Environmentalists express concerns as US politicians promotes cryptocurrency
The incoming mayor of New York City thinks cryptocurrency and blockchain technology are the future. Eric Adams has advocated to reshape the city into a crypto hotspot, with crypto being taught in schools. He also plans to take his first three paychecks in bitcoin payment.
Adams said in an interview that bitcoin was the “new way of paying for goods and services throughout the entire globe” and that schools “must” teach the technology behind it, as well as “this new way of thinking”.
He’s not alone in America. The mayor of Miami announced in February that the city plans to accept tax payments in bitcoin and let employees draw their salary in the cryptocurrency. Crypto conferences like Bitcoin 2021 – billed as the biggest bitcoin event in history – have chosen Miami as their host city because the area has rolled out the red carpet for this industry.
But not everyone is onboard with the crypto giddiness being expressed by America’s political class.

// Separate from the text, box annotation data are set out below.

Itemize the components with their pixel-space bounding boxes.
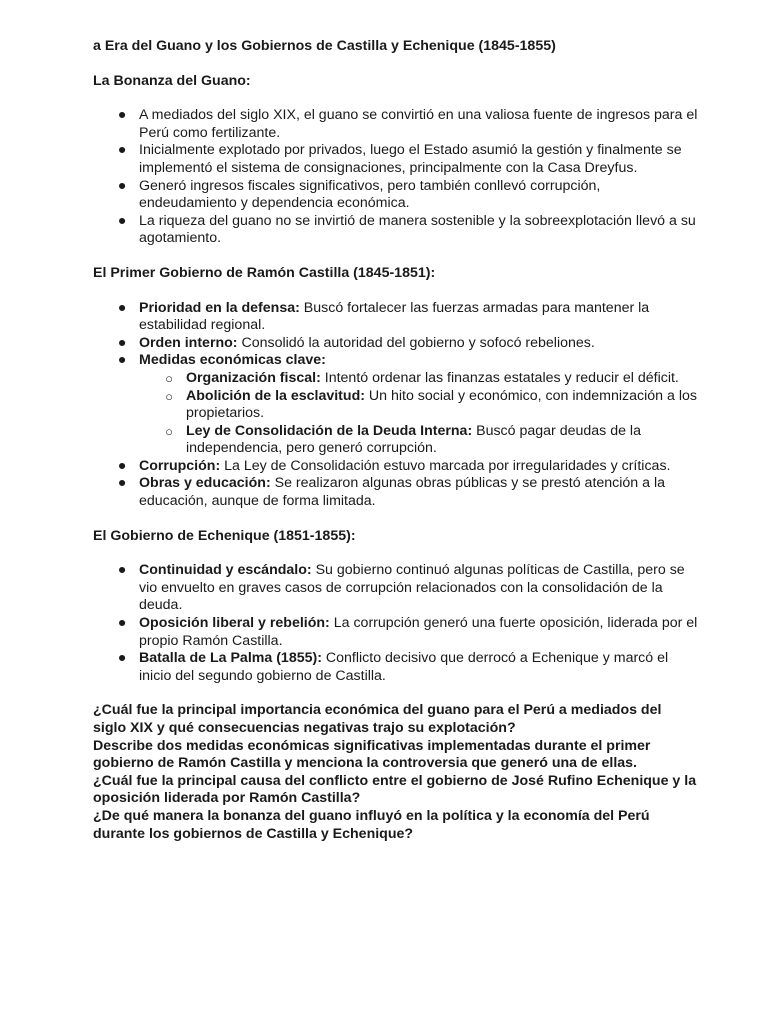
list-item: ● Medidas económicas clave: ○ Organización fiscal: Intentó ordenar las finanzas estatales y reducir el déficit. ○ Abolición de la esclavitud: Un hito social y económico, con indemnización a los propietarios. ○ Ley de Consolidación de la Deuda Interna: Buscó pagar deudas de la independencia, pero generó corrupción. xyxy=(93,352,698,458)
questions-block xyxy=(93,702,698,843)
circle-bullet-icon: ○ xyxy=(165,423,173,439)
bullet-icon: ● xyxy=(117,562,127,579)
question: ¿De qué manera la bonanza del guano influyó en la política y la economía del Perú durante los gobiernos de Castilla y Echenique? xyxy=(93,807,650,842)
list-item: ● Prioridad en la defensa: Buscó fortalecer las fuerzas armadas para mantener la estabilidad regional. xyxy=(93,300,698,335)
bullet-icon: ● xyxy=(117,142,127,159)
bullet-icon: ● xyxy=(117,475,127,492)
list-item: ● Batalla de La Palma (1855): Conflicto decisivo que derrocó a Echenique y marcó el inicio del segundo gobierno de Castilla. xyxy=(93,650,698,685)
bullet-icon: ● xyxy=(117,299,127,316)
bullet-icon: ● xyxy=(117,457,127,474)
bullet-icon: ● xyxy=(117,615,127,632)
list-item: ● La riqueza del guano no se invirtió de manera sostenible y la sobreexplotación llevó a su agotamiento. xyxy=(93,213,698,248)
document-title: a Era del Guano y los Gobiernos de Castilla y Echenique (1845-1855) xyxy=(93,38,556,54)
list-item: ● Obras y educación: Se realizaron algunas obras públicas y se prestó atención a la educación, aunque de forma limitada. xyxy=(93,475,698,510)
question: Describe dos medidas económicas significativas implementadas durante el primer gobierno de Ramón Castilla y menciona la controversia que generó una de ellas. xyxy=(93,737,651,772)
castilla-list xyxy=(93,300,698,511)
list-item: ● Generó ingresos fiscales significativos, pero también conllevó corrupción, endeudamiento y dependencia económica. xyxy=(93,178,698,213)
sub-list-item: ○ Organización fiscal: Intentó ordenar las finanzas estatales y reducir el déficit. xyxy=(139,370,698,388)
bullet-icon: ● xyxy=(117,650,127,667)
list-item: ● Corrupción: La Ley de Consolidación estuvo marcada por irregularidades y críticas. xyxy=(93,458,698,476)
circle-bullet-icon: ○ xyxy=(165,370,173,386)
bullet-icon: ● xyxy=(117,177,127,194)
list-item: ● Oposición liberal y rebelión: La corrupción generó una fuerte oposición, liderada por el propio Ramón Castilla. xyxy=(93,615,698,650)
sub-list-item: ○ Ley de Consolidación de la Deuda Interna: Buscó pagar deudas de la independencia, pero generó corrupción. xyxy=(139,423,698,458)
section-heading-bonanza: La Bonanza del Guano: xyxy=(93,72,251,89)
list-item: ● Inicialmente explotado por privados, luego el Estado asumió la gestión y finalmente se implementó el sistema de consignaciones, principalmente con la Casa Dreyfus. xyxy=(93,142,698,177)
question: ¿Cuál fue la principal causa del conflicto entre el gobierno de José Rufino Echenique y la oposición liderada por Ramón Castilla? xyxy=(93,772,697,807)
section-heading-echenique: El Gobierno de Echenique (1851-1855): xyxy=(93,527,356,544)
list-item: ● Orden interno: Consolidó la autoridad del gobierno y sofocó rebeliones. xyxy=(93,335,698,353)
list-item: ● A mediados del siglo XIX, el guano se convirtió en una valiosa fuente de ingresos para el Perú como fertilizante. xyxy=(93,107,698,142)
bullet-icon: ● xyxy=(117,352,127,369)
bullet-icon: ● xyxy=(117,107,127,124)
section-heading-castilla: El Primer Gobierno de Ramón Castilla (1845-1851): xyxy=(93,264,436,281)
bullet-icon: ● xyxy=(117,334,127,351)
question: ¿Cuál fue la principal importancia económica del guano para el Perú a mediados del siglo XIX y qué consecuencias negativas trajo su explotación? xyxy=(93,702,662,736)
economic-measures-list xyxy=(139,370,698,458)
list-item: ● Continuidad y escándalo: Su gobierno continuó algunas políticas de Castilla, pero se vio envuelto en graves casos de corrupción relacionados con la consolidación de la deuda. xyxy=(93,562,698,615)
bullet-icon: ● xyxy=(117,212,127,229)
bonanza-list xyxy=(93,107,698,248)
sub-list-item: ○ Abolición de la esclavitud: Un hito social y económico, con indemnización a los propietarios. xyxy=(139,388,698,423)
echenique-list xyxy=(93,562,698,685)
circle-bullet-icon: ○ xyxy=(165,388,173,404)
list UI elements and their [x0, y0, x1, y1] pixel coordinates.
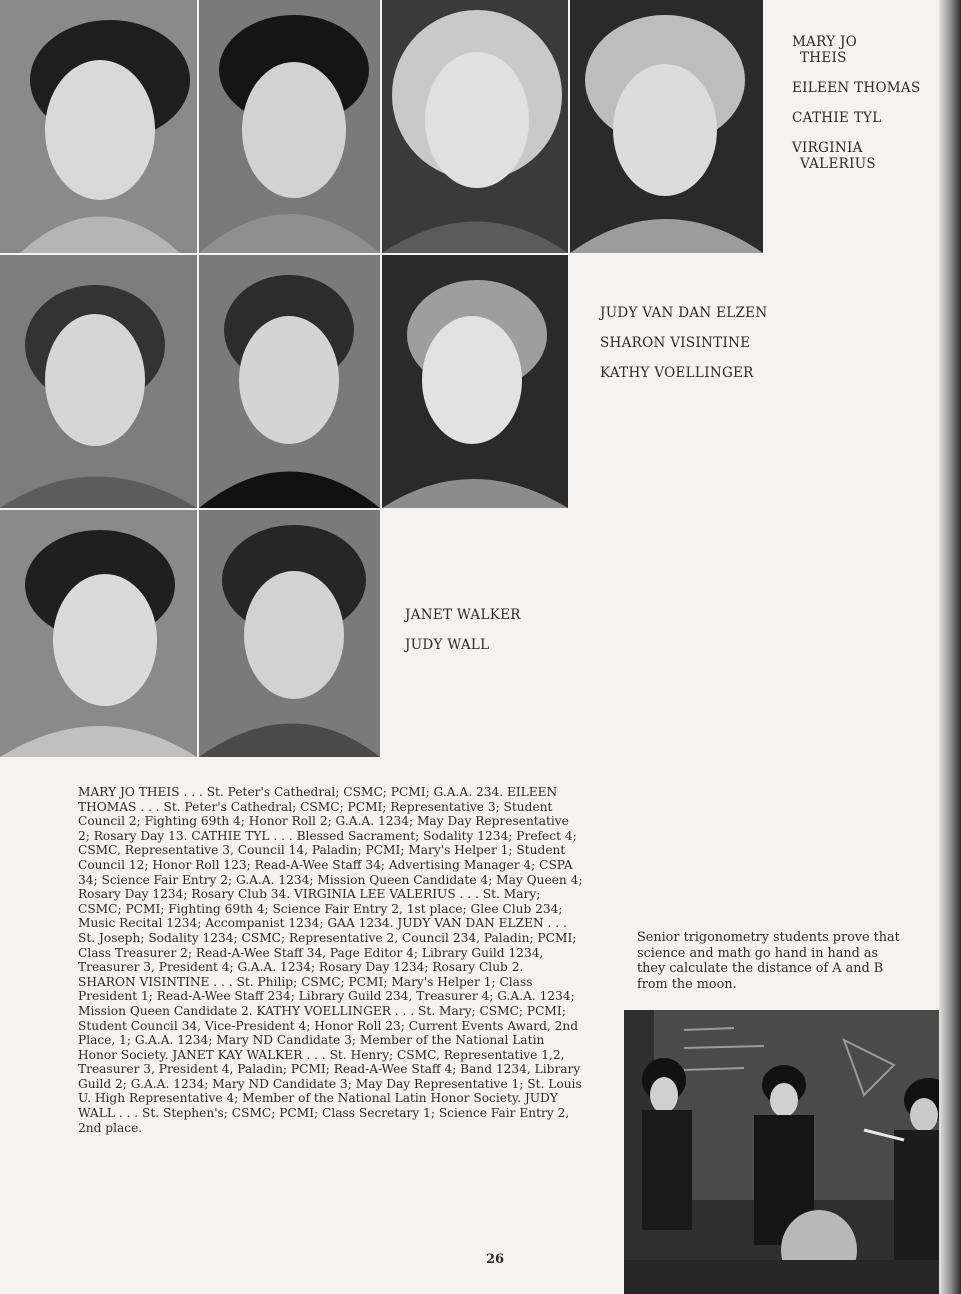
senior-biographies: MARY JO THEIS . . . St. Peter's Cathedral; CSMC; PCMI; G.A.A. 234. EILEEN THOMAS . . . St. Peter's Cathedral; CSMC; PCMI; Representative 3; Student Council 2; Fighting 69th 4; Honor Roll 2; G.A.A. 1234; May Day Representative 2; Rosary Day 13. CATHIE TYL . . . Blessed Sacrament; Sodality 1234; Prefect 4; CSMC, Representative 3, Council 14, Paladin; PCMI; Mary's Helper 1; Student Council 12; Honor Roll 123; Read-A-Wee Staff 34; Advertising Manager 4; CSPA 34; Science Fair Entry 2; G.A.A. 1234; Mission Queen Candidate 4; May Queen 4; Rosary Day 1234; Rosary Club 34. VIRGINIA LEE VALERIUS . . . St. Mary; CSMC; PCMI; Fighting 69th 4; Science Fair Entry 2, 1st place; Glee Club 234; Music Recital 1234; Accompanist 1234; GAA 1234. JUDY VAN DAN ELZEN . . . St. Joseph; Sodality 1234; CSMC; Representative 2, Council 234, Paladin; PCMI; Class Treasurer 2; Read-A-Wee Staff 34, Page Editor 4; Library Guild 1234, Treasurer 3, President 4; G.A.A. 1234; Rosary Day 1234; Rosary Club 2. SHARON VISINTINE . . . St. Philip; CSMC; PCMI; Mary's Helper 1; Class President 1; Read-A-Wee Staff 234; Library Guild 234, Treasurer 4; G.A.A. 1234; Mission Queen Candidate 2. KATHY VOELLINGER . . . St. Mary; CSMC; PCMI; Student Council 34, Vice-President 4; Honor Roll 23; Current Events Award, 2nd Place, 1; G.A.A. 1234; Mary ND Candidate 3; Member of the National Latin Honor Society. JANET KAY WALKER . . . St. Henry; CSMC, Representative 1,2, Treasurer 3, President 4, Paladin; PCMI; Read-A-Wee Staff 4; Band 1234, Library Guild 2; G.A.A. 1234; Mary ND Candidate 3; May Day Representative 1; St. Louis U. High Representative 4; Member of the National Latin Honor Society. JUDY WALL . . . St. Stephen's; CSMC; PCMI; Class Secretary 1; Science Fair Entry 2, 2nd place. [78, 785, 583, 1135]
name-line: SHARON VISINTINE [600, 335, 751, 351]
name-line: JANET WALKER [405, 607, 521, 623]
name-line: JUDY WALL [405, 637, 490, 653]
portrait-virginia-valerius [570, 0, 763, 253]
portrait-kathy-voellinger [382, 255, 568, 508]
book-spine-shadow [939, 0, 961, 1294]
portrait-cathie-tyl [382, 0, 568, 253]
portrait-janet-walker [0, 510, 197, 757]
portrait-judy-van-dan-elzen [0, 255, 197, 508]
name-list-row-1 [792, 34, 921, 172]
classroom-photo [624, 1010, 961, 1294]
name-line: KATHY VOELLINGER [600, 365, 754, 381]
portrait-mary-jo-theis [0, 0, 197, 253]
name-list-row-3 [405, 607, 521, 653]
name-line: VIRGINIA [792, 140, 863, 156]
portrait-eileen-thomas [199, 0, 380, 253]
photo-caption: Senior trigonometry students prove that science and math go hand in hand as they calculate the distance of A and B from the moon. [637, 930, 900, 992]
name-line: EILEEN THOMAS [792, 80, 921, 96]
name-line: CATHIE TYL [792, 110, 882, 126]
name-line: MARY JO [792, 34, 858, 50]
name-line: THEIS [800, 50, 847, 66]
page-number: 26 [486, 1252, 505, 1267]
portrait-judy-wall [199, 510, 380, 757]
portrait-sharon-visintine [199, 255, 380, 508]
name-line: JUDY VAN DAN ELZEN [600, 305, 768, 321]
name-line: VALERIUS [800, 156, 876, 172]
name-list-row-2 [600, 305, 767, 381]
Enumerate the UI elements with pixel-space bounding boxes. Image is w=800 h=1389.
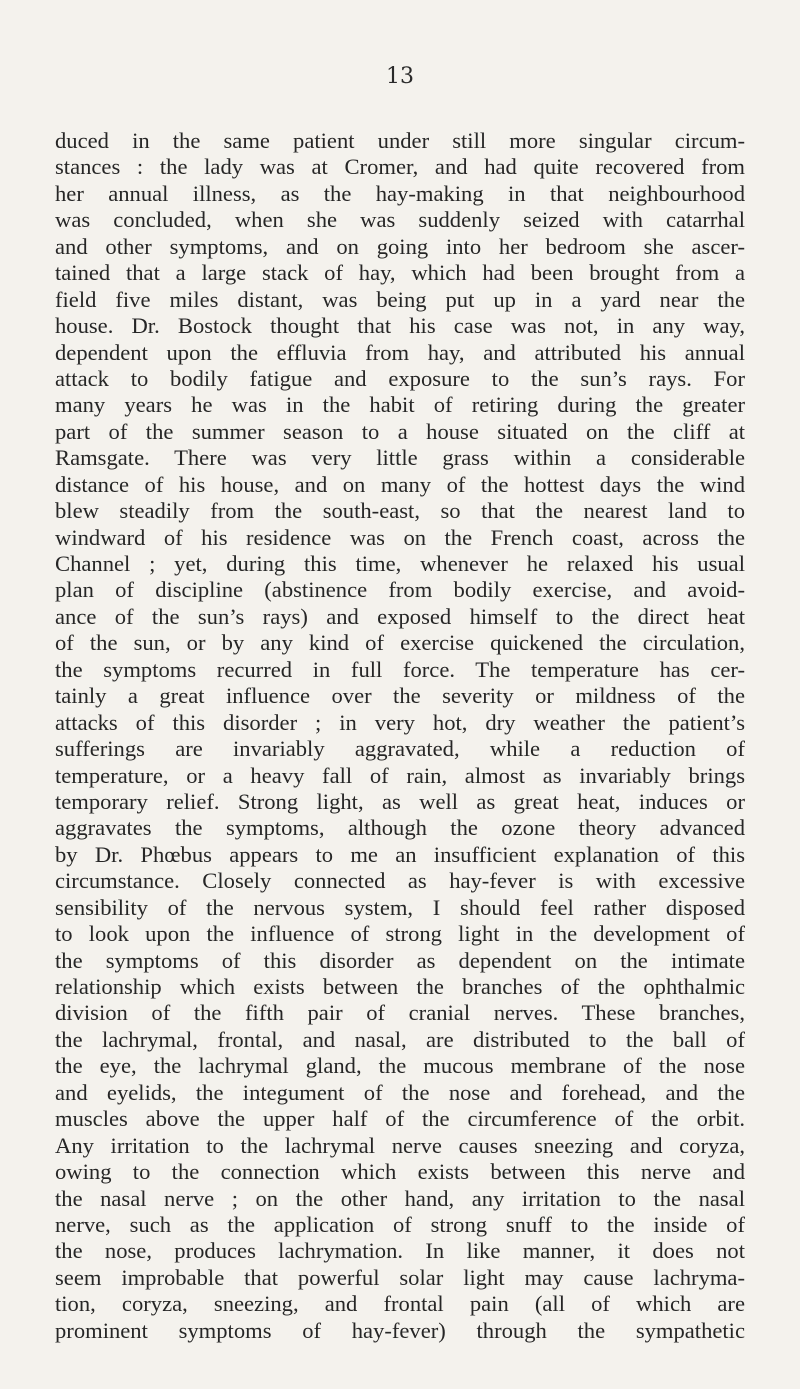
text-line: temporary relief. Strong light, as well as great heat, induces or — [55, 788, 745, 814]
text-line: division of the fifth pair of cranial nerves. These branches, — [55, 1000, 745, 1026]
text-line: the nasal nerve ; on the other hand, any irritation to the nasal — [55, 1185, 745, 1211]
text-line: the symptoms recurred in full force. The temperature has cer- — [55, 656, 745, 682]
text-line: stances : the lady was at Cromer, and had quite recovered from — [55, 154, 745, 180]
text-line: ance of the sun’s rays) and exposed himself to the direct heat — [55, 603, 745, 629]
text-line: seem improbable that powerful solar light may cause lachryma- — [55, 1264, 745, 1290]
text-line: was concluded, when she was suddenly seized with catarrhal — [55, 207, 745, 233]
text-line: and other symptoms, and on going into her bedroom she ascer- — [55, 233, 745, 259]
text-line: the lachrymal, frontal, and nasal, are distributed to the ball of — [55, 1026, 745, 1052]
text-line: Ramsgate. There was very little grass within a considerable — [55, 445, 745, 471]
text-line: attack to bodily fatigue and exposure to the sun’s rays. For — [55, 365, 745, 391]
text-line: aggravates the symptoms, although the ozone theory advanced — [55, 815, 745, 841]
text-line: sufferings are invariably aggravated, while a reduction of — [55, 736, 745, 762]
text-line: owing to the connection which exists between this nerve and — [55, 1159, 745, 1185]
text-line: Channel ; yet, during this time, whenever he relaxed his usual — [55, 551, 745, 576]
text-line: nerve, such as the application of strong snuff to the inside of — [55, 1211, 745, 1237]
text-line: circumstance. Closely connected as hay-fever is with excessive — [55, 868, 745, 894]
text-line: and eyelids, the integument of the nose and forehead, and the — [55, 1079, 745, 1105]
text-line: house. Dr. Bostock thought that his case was not, in any way, — [55, 313, 745, 339]
text-line: the nose, produces lachrymation. In like manner, it does not — [55, 1238, 745, 1264]
text-line: the symptoms of this disorder as dependent on the intimate — [55, 947, 745, 973]
text-line: windward of his residence was on the French coast, across the — [55, 524, 745, 550]
text-line: the eye, the lachrymal gland, the mucous membrane of the nose — [55, 1053, 745, 1079]
text-line: to look upon the influence of strong light in the development of — [55, 921, 745, 947]
text-line: tainly a great influence over the severity or mildness of the — [55, 683, 745, 709]
text-line: temperature, or a heavy fall of rain, almost as invariably brings — [55, 762, 745, 788]
body-text — [55, 128, 745, 1344]
text-line: by Dr. Phœbus appears to me an insufficient explanation of this — [55, 841, 745, 867]
text-line: field five miles distant, was being put up in a yard near the — [55, 286, 745, 312]
text-line: sensibility of the nervous system, I should feel rather disposed — [55, 894, 745, 920]
text-line: tion, coryza, sneezing, and frontal pain (all of which are — [55, 1291, 745, 1317]
text-line: relationship which exists between the branches of the ophthalmic — [55, 974, 745, 999]
page-number: 13 — [386, 64, 414, 89]
text-line: attacks of this disorder ; in very hot, dry weather the patient’s — [55, 709, 745, 735]
text-line: plan of discipline (abstinence from bodily exercise, and avoid- — [55, 577, 745, 603]
text-line: Any irritation to the lachrymal nerve causes sneezing and coryza, — [55, 1132, 745, 1158]
text-line: many years he was in the habit of retiring during the greater — [55, 392, 745, 418]
text-line: blew steadily from the south-east, so that the nearest land to — [55, 498, 745, 524]
text-line: prominent symptoms of hay-fever) through the sympathetic — [55, 1317, 745, 1343]
text-line: of the sun, or by any kind of exercise quickened the circulation, — [55, 630, 745, 656]
text-line: tained that a large stack of hay, which had been brought from a — [55, 260, 745, 286]
text-line: duced in the same patient under still more singular circum- — [55, 128, 745, 153]
text-line: distance of his house, and on many of the hottest days the wind — [55, 471, 745, 497]
text-line: muscles above the upper half of the circumference of the orbit. — [55, 1106, 745, 1132]
text-line: dependent upon the effluvia from hay, and attributed his annual — [55, 339, 745, 365]
text-line: part of the summer season to a house situated on the cliff at — [55, 418, 745, 444]
text-line: her annual illness, as the hay-making in that neighbourhood — [55, 180, 745, 206]
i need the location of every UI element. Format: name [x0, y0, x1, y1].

Mining cryptocurrency is notoriously environmentally unfriendly, and in an era of rapid climate crisis, increasing the use of the technology could be hazardous.
According to Digiconomist, a single bitcoin transaction uses the same amount of power that the average American household consumes in a month – which equals roughly a million times more in carbon emissions than a single credit card transaction. And globally, the carbon footprint of bitcoinmining is greater than that of the United Arab Emirates and falls just below the Netherlands’.
People should be concerned about the environmental and climate impacts of “proof-of-work” cryptocurrency mining such as bitcoin, said Benjamin A Jones, an economist at the University of New Mexico.
Such currencies require miners to compete to validate transactions on their blockchains, and that takes enormous, power-hungry servers. Bitcoin mining uses energy predominantly generated from fossil fuels, which creates air pollution and carbon emissions, said Jones.
“These pollution emissions are harmful to human health outcomes and the carbon emissions lead to climate damages,” he added.
Last month, a group of 70 climate, economic and racial justice groups wrote a letter to Congress urging leaders to address the climate implications of cryptocurrency. The letter cites the extreme levels of carbon emissions, energy consumption and electronic waste generated by cryptocurrency usage, production and mining, especially the deeply energy-intensive proof of work process used by the two largest cryptocurrencies, bitcoin and ethereum.